It's that time of year again. Moms are scanning the sales ads for the best back-to-school buys. Kids are lamenting the end of summer.
It's back-to-school time.
Continuing your education isn't just for youngsters. Everyone, either for their professional career or their hobby, can benefit from continuing education.
Genealogists are not the exception.
There is so much to learn in this field. And, what's wonderful, is there so much out there to help us continue learning about tracing our family's history, preserving records, organizing data and telling our story.
But, where do you start if you want to continue your education?
Many of the local libraries, including the Porter County Public Library, Lake County Public Library, Westchester Public Library and Hammond Public Library systems, have courses on genealogy. I took the beginners course through the Porter County Public Library twice and found it very helpful when I was just beginning.
The best bet is to find the various library web sites and look at their calendars for any upcoming events. And, while you're on their web sites, take a gander at their listed genealogy collections. They are great sources for finding local information.

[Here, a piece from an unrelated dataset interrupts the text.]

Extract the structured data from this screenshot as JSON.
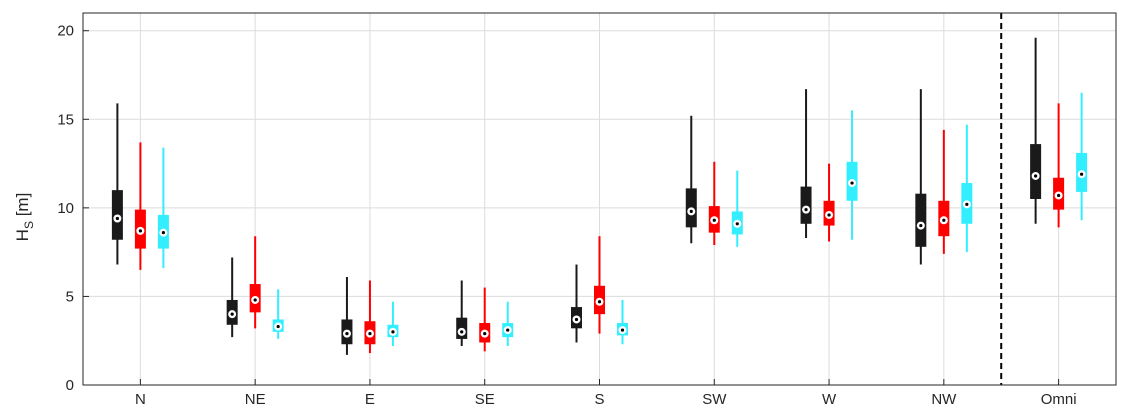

The Northwest Indiana Genealogical Society, nwigs.org, is another place to look. They host monthly meetings, bouncing between Valparaiso and a Lake County site. Each month the group presents a specific topic on genealogy. Their next meeting is on Aug. 20 at 10 a.m. at the central branch of the Lake County Library on U.S. 30 in Merrillville. The topic is "Settling of Indiana."

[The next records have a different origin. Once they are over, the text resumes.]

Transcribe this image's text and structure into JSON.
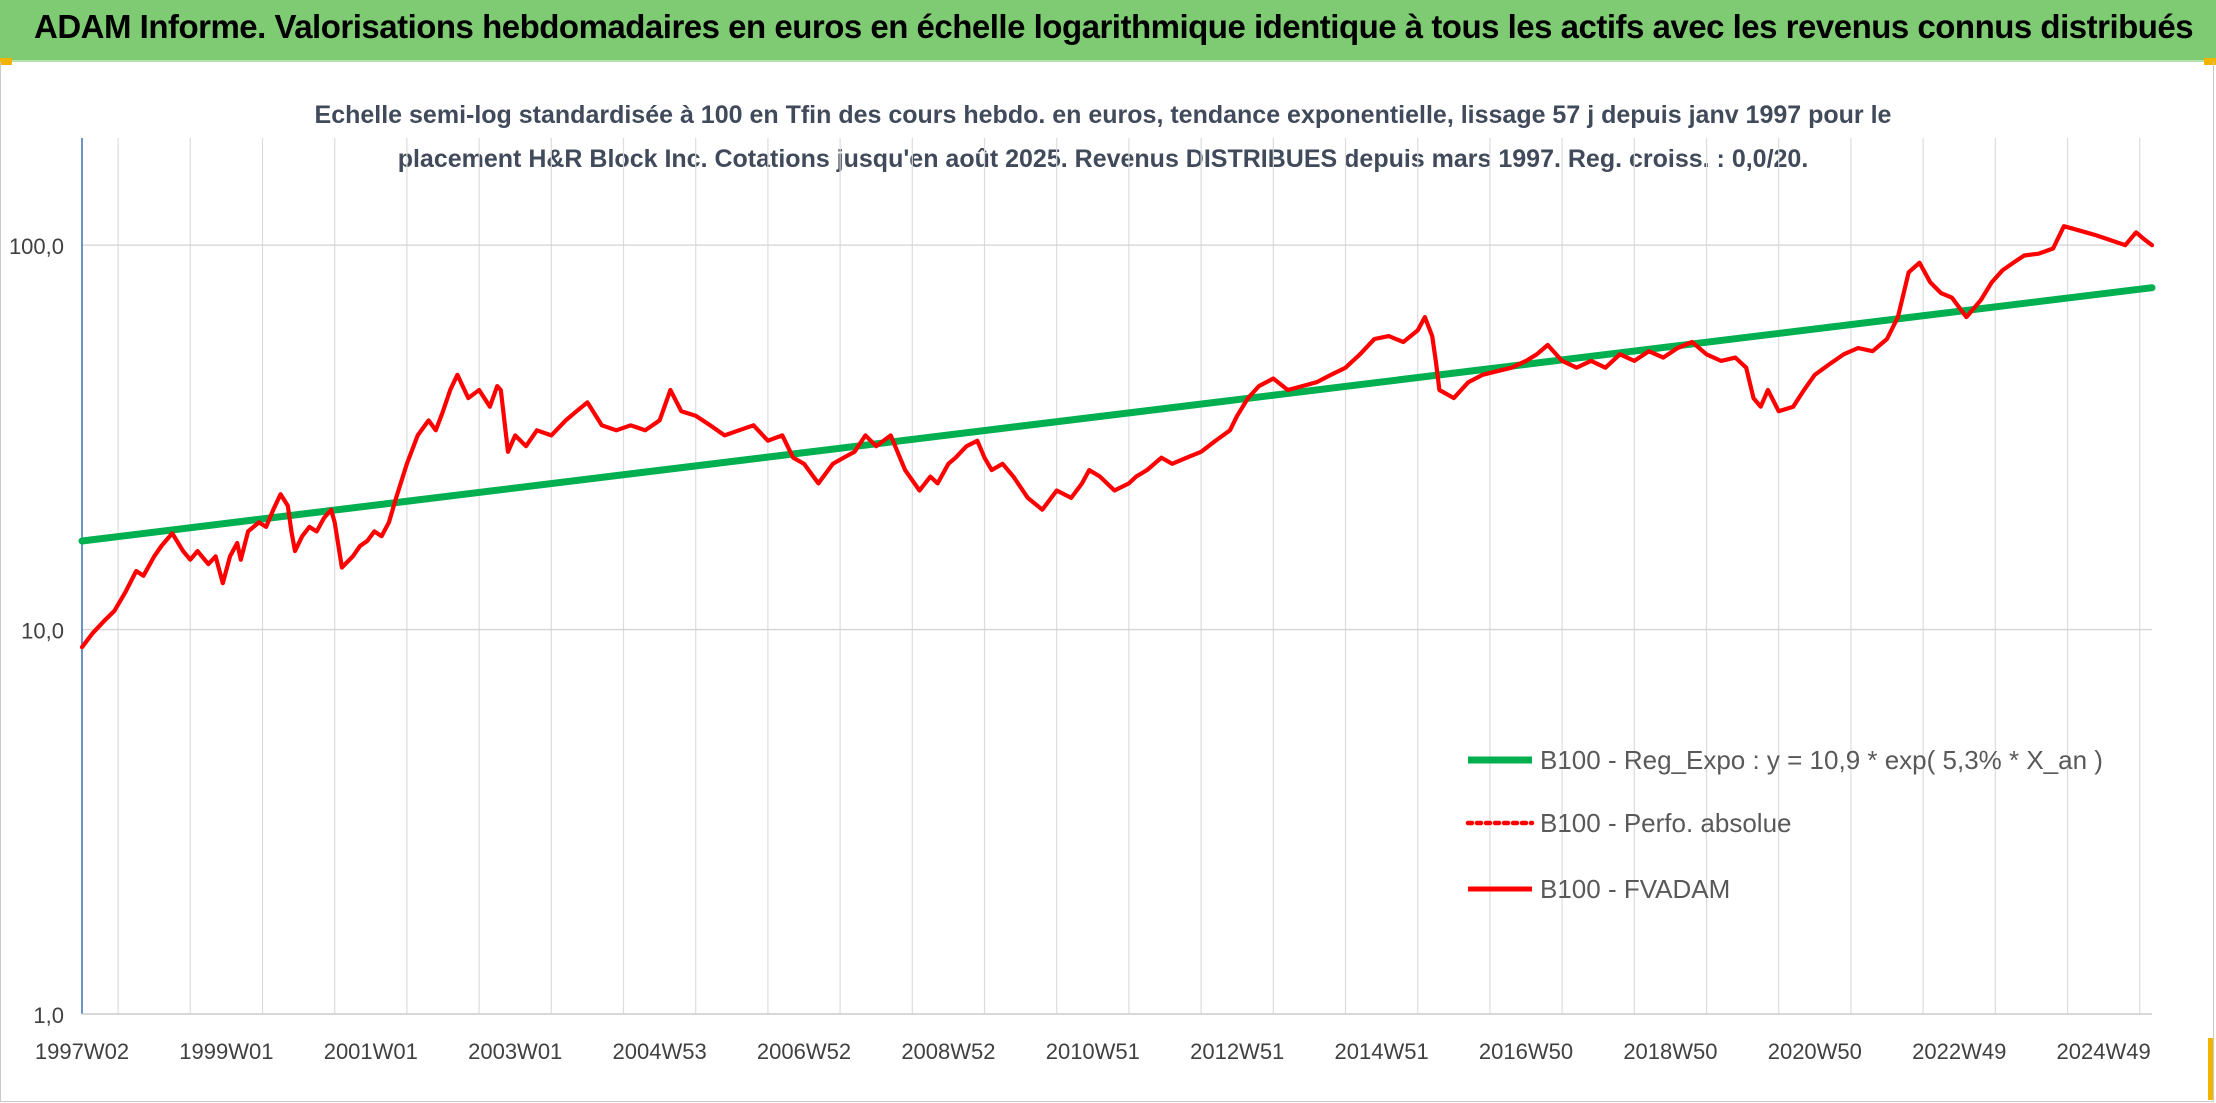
{
  "banner": {
    "title": "ADAM Informe. Valorisations hebdomadaires en euros en échelle logarithmique identique à tous les actifs avec les revenus connus distribués",
    "color": "#7fcb73"
  },
  "chart_data": {
    "type": "line",
    "title_lines": [
      "Echelle semi-log standardisée à 100 en Tfin des cours hebdo. en euros, tendance exponentielle, lissage 57 j depuis janv 1997 pour le",
      "placement H&R Block Inc. Cotations jusqu'en août 2025. Revenus DISTRIBUES depuis mars 1997. Reg. croiss. : 0,0/20."
    ],
    "y_scale": "log",
    "ylim": [
      1,
      190
    ],
    "y_ticks": [
      {
        "value": 1,
        "label": "1,0"
      },
      {
        "value": 10,
        "label": "10,0"
      },
      {
        "value": 100,
        "label": "100,0"
      }
    ],
    "xlim": [
      1997.0,
      2025.67
    ],
    "x_ticks": [
      {
        "value": 1997.0,
        "label": "1997W02"
      },
      {
        "value": 1999.0,
        "label": "1999W01"
      },
      {
        "value": 2001.0,
        "label": "2001W01"
      },
      {
        "value": 2003.0,
        "label": "2003W01"
      },
      {
        "value": 2005.0,
        "label": "2004W53"
      },
      {
        "value": 2007.0,
        "label": "2006W52"
      },
      {
        "value": 2009.0,
        "label": "2008W52"
      },
      {
        "value": 2011.0,
        "label": "2010W51"
      },
      {
        "value": 2013.0,
        "label": "2012W51"
      },
      {
        "value": 2015.0,
        "label": "2014W51"
      },
      {
        "value": 2017.0,
        "label": "2016W50"
      },
      {
        "value": 2019.0,
        "label": "2018W50"
      },
      {
        "value": 2021.0,
        "label": "2020W50"
      },
      {
        "value": 2023.0,
        "label": "2022W49"
      },
      {
        "value": 2025.0,
        "label": "2024W49"
      }
    ],
    "grid": true,
    "legend_position": "bottom-right",
    "series": [
      {
        "name": "B100 - Reg_Expo : y = 10,9 * exp( 5,3% *  X_an )",
        "color": "#00b050",
        "style": "solid",
        "x": [
          1997.0,
          2025.67
        ],
        "y": [
          17.0,
          77.5
        ]
      },
      {
        "name": "B100 - Perfo. absolue",
        "color": "#ff0000",
        "style": "dotted",
        "x": [],
        "y": []
      },
      {
        "name": "B100 - FVADAM",
        "color": "#ff0000",
        "style": "solid",
        "x": [
          1997.0,
          1997.15,
          1997.3,
          1997.45,
          1997.6,
          1997.75,
          1997.85,
          1998.0,
          1998.1,
          1998.25,
          1998.4,
          1998.5,
          1998.6,
          1998.75,
          1998.85,
          1998.95,
          1999.05,
          1999.15,
          1999.2,
          1999.3,
          1999.45,
          1999.55,
          1999.65,
          1999.75,
          1999.85,
          1999.9,
          1999.95,
          2000.05,
          2000.15,
          2000.25,
          2000.35,
          2000.45,
          2000.5,
          2000.6,
          2000.75,
          2000.85,
          2000.95,
          2001.05,
          2001.15,
          2001.25,
          2001.35,
          2001.5,
          2001.65,
          2001.8,
          2001.9,
          2002.0,
          2002.1,
          2002.2,
          2002.35,
          2002.5,
          2002.65,
          2002.75,
          2002.8,
          2002.9,
          2003.0,
          2003.15,
          2003.3,
          2003.5,
          2003.7,
          2003.85,
          2004.0,
          2004.2,
          2004.4,
          2004.6,
          2004.8,
          2005.0,
          2005.15,
          2005.3,
          2005.5,
          2005.7,
          2005.9,
          2006.1,
          2006.3,
          2006.5,
          2006.7,
          2006.85,
          2007.0,
          2007.2,
          2007.4,
          2007.55,
          2007.7,
          2007.85,
          2008.0,
          2008.2,
          2008.4,
          2008.6,
          2008.75,
          2008.85,
          2009.0,
          2009.1,
          2009.25,
          2009.4,
          2009.5,
          2009.6,
          2009.75,
          2009.9,
          2010.1,
          2010.3,
          2010.5,
          2010.7,
          2010.85,
          2010.95,
          2011.1,
          2011.3,
          2011.5,
          2011.6,
          2011.75,
          2011.95,
          2012.1,
          2012.3,
          2012.5,
          2012.7,
          2012.9,
          2013.0,
          2013.15,
          2013.3,
          2013.5,
          2013.7,
          2013.9,
          2014.1,
          2014.3,
          2014.5,
          2014.7,
          2014.9,
          2015.1,
          2015.3,
          2015.5,
          2015.6,
          2015.7,
          2015.75,
          2015.8,
          2016.0,
          2016.2,
          2016.4,
          2016.6,
          2016.8,
          2017.0,
          2017.15,
          2017.3,
          2017.5,
          2017.7,
          2017.9,
          2018.1,
          2018.3,
          2018.5,
          2018.7,
          2018.9,
          2019.1,
          2019.3,
          2019.5,
          2019.7,
          2019.9,
          2020.05,
          2020.15,
          2020.25,
          2020.35,
          2020.5,
          2020.7,
          2020.85,
          2021.0,
          2021.2,
          2021.4,
          2021.6,
          2021.8,
          2022.0,
          2022.15,
          2022.3,
          2022.45,
          2022.6,
          2022.75,
          2022.9,
          2023.1,
          2023.3,
          2023.45,
          2023.6,
          2023.75,
          2023.9,
          2024.1,
          2024.3,
          2024.45,
          2024.6,
          2024.75,
          2024.9,
          2025.1,
          2025.3,
          2025.45,
          2025.55,
          2025.67
        ],
        "y": [
          9.0,
          9.8,
          10.5,
          11.2,
          12.5,
          14.2,
          13.8,
          15.5,
          16.5,
          17.8,
          16.0,
          15.2,
          16.0,
          14.8,
          15.5,
          13.2,
          15.5,
          16.8,
          15.2,
          18.0,
          19.0,
          18.5,
          20.5,
          22.5,
          21.0,
          18.0,
          16.0,
          17.5,
          18.5,
          18.0,
          19.5,
          20.5,
          19.0,
          14.5,
          15.5,
          16.5,
          17.0,
          18.0,
          17.5,
          19.0,
          22.0,
          27.0,
          32.0,
          35.0,
          33.0,
          37.0,
          42.0,
          46.0,
          40.0,
          42.0,
          38.0,
          43.0,
          42.0,
          29.0,
          32.0,
          30.0,
          33.0,
          32.0,
          35.0,
          37.0,
          39.0,
          34.0,
          33.0,
          34.0,
          33.0,
          35.0,
          42.0,
          37.0,
          36.0,
          34.0,
          32.0,
          33.0,
          34.0,
          31.0,
          32.0,
          28.0,
          27.0,
          24.0,
          27.0,
          28.0,
          29.0,
          32.0,
          30.0,
          32.0,
          26.0,
          23.0,
          25.0,
          24.0,
          27.0,
          28.0,
          30.0,
          31.0,
          28.0,
          26.0,
          27.0,
          25.0,
          22.0,
          20.5,
          23.0,
          22.0,
          24.0,
          26.0,
          25.0,
          23.0,
          24.0,
          25.0,
          26.0,
          28.0,
          27.0,
          28.0,
          29.0,
          31.0,
          33.0,
          36.0,
          40.0,
          43.0,
          45.0,
          42.0,
          43.0,
          44.0,
          46.0,
          48.0,
          52.0,
          57.0,
          58.0,
          56.0,
          60.0,
          65.0,
          58.0,
          50.0,
          42.0,
          40.0,
          44.0,
          46.0,
          47.0,
          48.0,
          50.0,
          52.0,
          55.0,
          50.0,
          48.0,
          50.0,
          48.0,
          52.0,
          50.0,
          53.0,
          51.0,
          54.0,
          56.0,
          52.0,
          50.0,
          51.0,
          48.0,
          40.0,
          38.0,
          42.0,
          37.0,
          38.0,
          42.0,
          46.0,
          49.0,
          52.0,
          54.0,
          53.0,
          57.0,
          65.0,
          85.0,
          90.0,
          80.0,
          75.0,
          73.0,
          65.0,
          72.0,
          80.0,
          86.0,
          90.0,
          94.0,
          95.0,
          98.0,
          112.0,
          110.0,
          108.0,
          106.0,
          103.0,
          100.0,
          108.0,
          104.0,
          100.0
        ]
      }
    ]
  }
}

There are hundreds of genealogy blogs online. Use our old friend Google and you'll find yourself with enough reading material for the year.
Myself, I subscribe to Amy Johnson Crow's blog, which is delivered to my email inbox every week or so.
Family Tree Magazine rates blogs. In 2015, they rated some of the best as Ancestry Insider, Eastman's Online Genealogy Newsletter, GeneaBloggers, Genealogy Gems and Genealogy Guys. I haven't checked them all out as yet, but they are on my never-ending to-do list.
Another resource is YouTube (youtube.com). Pulling up the home page, put genealogy in the search box. More than 160,000 video options popped up. Those options range from full episodes of television programs like Genealogy Roadshow to three- to five-minute lessons. Scrolling down the menu of offerings, you're bound to catch something that will help you in your search.
Finally, many of the paid and even unpaid genealogy web sites like Ancestry, My Heritage and FamilySearch have their own blogs or tutorial videos. You're likely to find a tip on any topic you need to learn a little more about.